Édytorial de la revue diocésaine de mars 2020, par le père Joël Rignault, vicaire général.

Ce questionnement n’ignore pas les situations de souffrance où l’on se trouve submergé par une forte douleur. Évidemment, la traversée de la douleur s’effectue dans une sorte d’apnée où l’on espère ressortir la tête de l’eau dès que cela sera possible. Je n’oublie pas non plus toutes les situations de fragilité où l’humain se rend capable du pire. Parfois nos responsabilités nous font côtoyer toutes ces fragilités ; nous pouvons être conduits à accompagner des situations de souffrance avec une question qui prend alors beaucoup d’importance : quelle va être l’issue de cette situation ?

Oser l’émerveillement ne peut en aucun cas être oublieux de tout cela.

Notre Pape François qui s’exprime fréquemment pour alerter les consciences de tout ce qui entraîne notre monde vers la souffrance et la fragilité, n’oublie jamais cependant de remettre nos cœurs et nos esprits dans l’axe de ce qui fait vivre. À ceux qui aiment par attraction donner le goût de vivre selon l’Évangile, qui souhaitent donner envie à leurs frères et sœurs de s’approcher de la foi en vivant en Église, le Saint-Père leur dit récemment dans un petit ouvrage : “Sans Jésus, nous ne pouvons rien faire”. Mais fidèlement et comme un refrain de son enseignement, il nous rappelle ce lien avec le Christ qui est la source de toute vie. “La joie de l’Évangile remplit le cœur et toute la vie de ceux qui rencontrent Jésus” Evangeli Gaudium.

Donc pour nous remettre dans l’axe de ce qui nous fait vivre, l’apprentissage de l’émerveillement semble nécessaire. La prière des psaumes peut nous y aider grandement. Le Concile Vatican II a souhaité que les fidèles puissent participer plus facilement à la prière du temps présent appelé également : le bréviaire. C’est-à-dire apprendre à rencontrer le Seigneur, avec l’aide de la prière des psaumes. Sans doute y a-t-il là une route qui nous facilite l’entrée dans l’attitude d’émerveillement ?

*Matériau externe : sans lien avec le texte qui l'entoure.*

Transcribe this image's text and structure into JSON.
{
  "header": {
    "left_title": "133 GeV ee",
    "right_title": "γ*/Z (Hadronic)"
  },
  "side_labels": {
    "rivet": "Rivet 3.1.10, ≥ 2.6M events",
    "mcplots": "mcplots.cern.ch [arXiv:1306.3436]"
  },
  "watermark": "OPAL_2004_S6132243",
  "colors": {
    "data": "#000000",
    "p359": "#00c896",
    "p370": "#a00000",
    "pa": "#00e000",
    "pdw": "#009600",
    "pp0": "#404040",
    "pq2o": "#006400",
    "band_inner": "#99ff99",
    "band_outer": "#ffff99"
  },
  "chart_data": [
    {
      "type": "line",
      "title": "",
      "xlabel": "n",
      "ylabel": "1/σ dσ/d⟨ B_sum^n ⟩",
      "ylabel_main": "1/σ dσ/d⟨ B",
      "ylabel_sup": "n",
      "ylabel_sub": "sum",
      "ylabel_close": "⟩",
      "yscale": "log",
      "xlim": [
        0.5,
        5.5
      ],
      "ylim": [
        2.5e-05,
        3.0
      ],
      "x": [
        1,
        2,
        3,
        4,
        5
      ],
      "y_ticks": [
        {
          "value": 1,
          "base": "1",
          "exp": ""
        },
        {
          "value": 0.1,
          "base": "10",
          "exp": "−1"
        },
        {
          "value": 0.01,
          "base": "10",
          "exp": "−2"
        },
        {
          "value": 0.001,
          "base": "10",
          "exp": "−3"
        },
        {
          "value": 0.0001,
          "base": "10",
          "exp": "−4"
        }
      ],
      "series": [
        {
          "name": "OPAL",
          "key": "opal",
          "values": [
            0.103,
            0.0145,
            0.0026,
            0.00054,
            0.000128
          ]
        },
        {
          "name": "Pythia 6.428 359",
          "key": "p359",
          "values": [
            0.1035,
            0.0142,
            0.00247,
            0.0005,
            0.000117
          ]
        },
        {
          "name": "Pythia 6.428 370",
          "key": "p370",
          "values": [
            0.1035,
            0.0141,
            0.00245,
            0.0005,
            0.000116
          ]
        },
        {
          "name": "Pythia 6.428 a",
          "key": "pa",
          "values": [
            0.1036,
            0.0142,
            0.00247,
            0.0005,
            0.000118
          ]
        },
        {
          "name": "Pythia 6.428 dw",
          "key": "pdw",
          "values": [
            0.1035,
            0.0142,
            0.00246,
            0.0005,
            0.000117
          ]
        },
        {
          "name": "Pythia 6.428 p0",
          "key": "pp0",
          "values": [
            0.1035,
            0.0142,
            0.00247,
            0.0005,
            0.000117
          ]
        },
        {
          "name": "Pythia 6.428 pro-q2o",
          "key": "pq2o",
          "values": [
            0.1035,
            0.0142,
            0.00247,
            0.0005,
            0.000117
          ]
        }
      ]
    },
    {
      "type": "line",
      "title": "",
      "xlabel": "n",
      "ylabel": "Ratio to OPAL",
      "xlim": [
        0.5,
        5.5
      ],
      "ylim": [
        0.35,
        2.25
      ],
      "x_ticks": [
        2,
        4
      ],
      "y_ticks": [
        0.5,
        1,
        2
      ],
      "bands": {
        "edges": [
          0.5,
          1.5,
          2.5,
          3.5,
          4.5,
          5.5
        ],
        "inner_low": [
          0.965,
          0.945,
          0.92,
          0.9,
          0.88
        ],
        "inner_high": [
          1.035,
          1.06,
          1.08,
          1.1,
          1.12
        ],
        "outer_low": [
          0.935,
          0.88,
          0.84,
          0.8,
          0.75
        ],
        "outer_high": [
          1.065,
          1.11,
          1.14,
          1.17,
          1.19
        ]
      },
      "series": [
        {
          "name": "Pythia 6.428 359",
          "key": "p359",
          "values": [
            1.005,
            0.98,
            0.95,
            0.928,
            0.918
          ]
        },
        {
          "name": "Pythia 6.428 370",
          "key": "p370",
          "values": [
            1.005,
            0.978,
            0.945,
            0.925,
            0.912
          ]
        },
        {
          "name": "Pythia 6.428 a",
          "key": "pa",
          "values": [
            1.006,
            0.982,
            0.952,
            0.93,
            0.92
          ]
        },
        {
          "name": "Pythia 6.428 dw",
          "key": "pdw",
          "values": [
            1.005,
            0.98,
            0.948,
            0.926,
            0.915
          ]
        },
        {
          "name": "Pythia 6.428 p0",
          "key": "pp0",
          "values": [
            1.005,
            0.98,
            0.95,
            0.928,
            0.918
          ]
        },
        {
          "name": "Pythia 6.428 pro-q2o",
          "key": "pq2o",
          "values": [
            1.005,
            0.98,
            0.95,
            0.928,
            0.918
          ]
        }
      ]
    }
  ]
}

Celui qui est dans la fragilité peut dire à son Seigneur : “J’aime le Seigneur, il entend le cri de ma prière, il incline vers moi son oreille. […] Le Seigneur est justice et pitié, notre Dieu est tendresse. Le Seigneur défend les petits : “j’étais faible et il m’a sauvé.” Ps 114

Je peux réapprendre à voir la nature comme un message de soutien de la part du Seigneur : “Je lève les yeux vers les montagnes : d’où le secours me viendra-t-il ? Le secours me viendra du Seigneur, qui a fait le ciel et la terre”. Ps 121

Dans les jours de joie, je peux, avec toute la création m’émerveiller de l’action de Dieu : “Toutes les œuvres du Seigneur, bénissez le Seigneur : à lui, haute gloire, louange éternelle.” Dn 3

Effectivement, il nous est offert, par la porte des psaumes, un chemin qui peut nous aider à ouvrir nos yeux sur la vie du monde, avec émerveillement. Il nous sera alors plus facile de nous attarder devant les scènes évangéliques où le Christ s’émerveille face à de belles attitudes humaines. Devant l’inventivité des hommes qui peuvent être habiles, devant la foi de telle ou telle personne. Nous pensons tous à cette attitude des personnes qui astucieusement ouvrent le toit pour que le paralytique puisse être en présence de Jésus, à ce soldat qui confie la santé de son serviteur avec foi, etc…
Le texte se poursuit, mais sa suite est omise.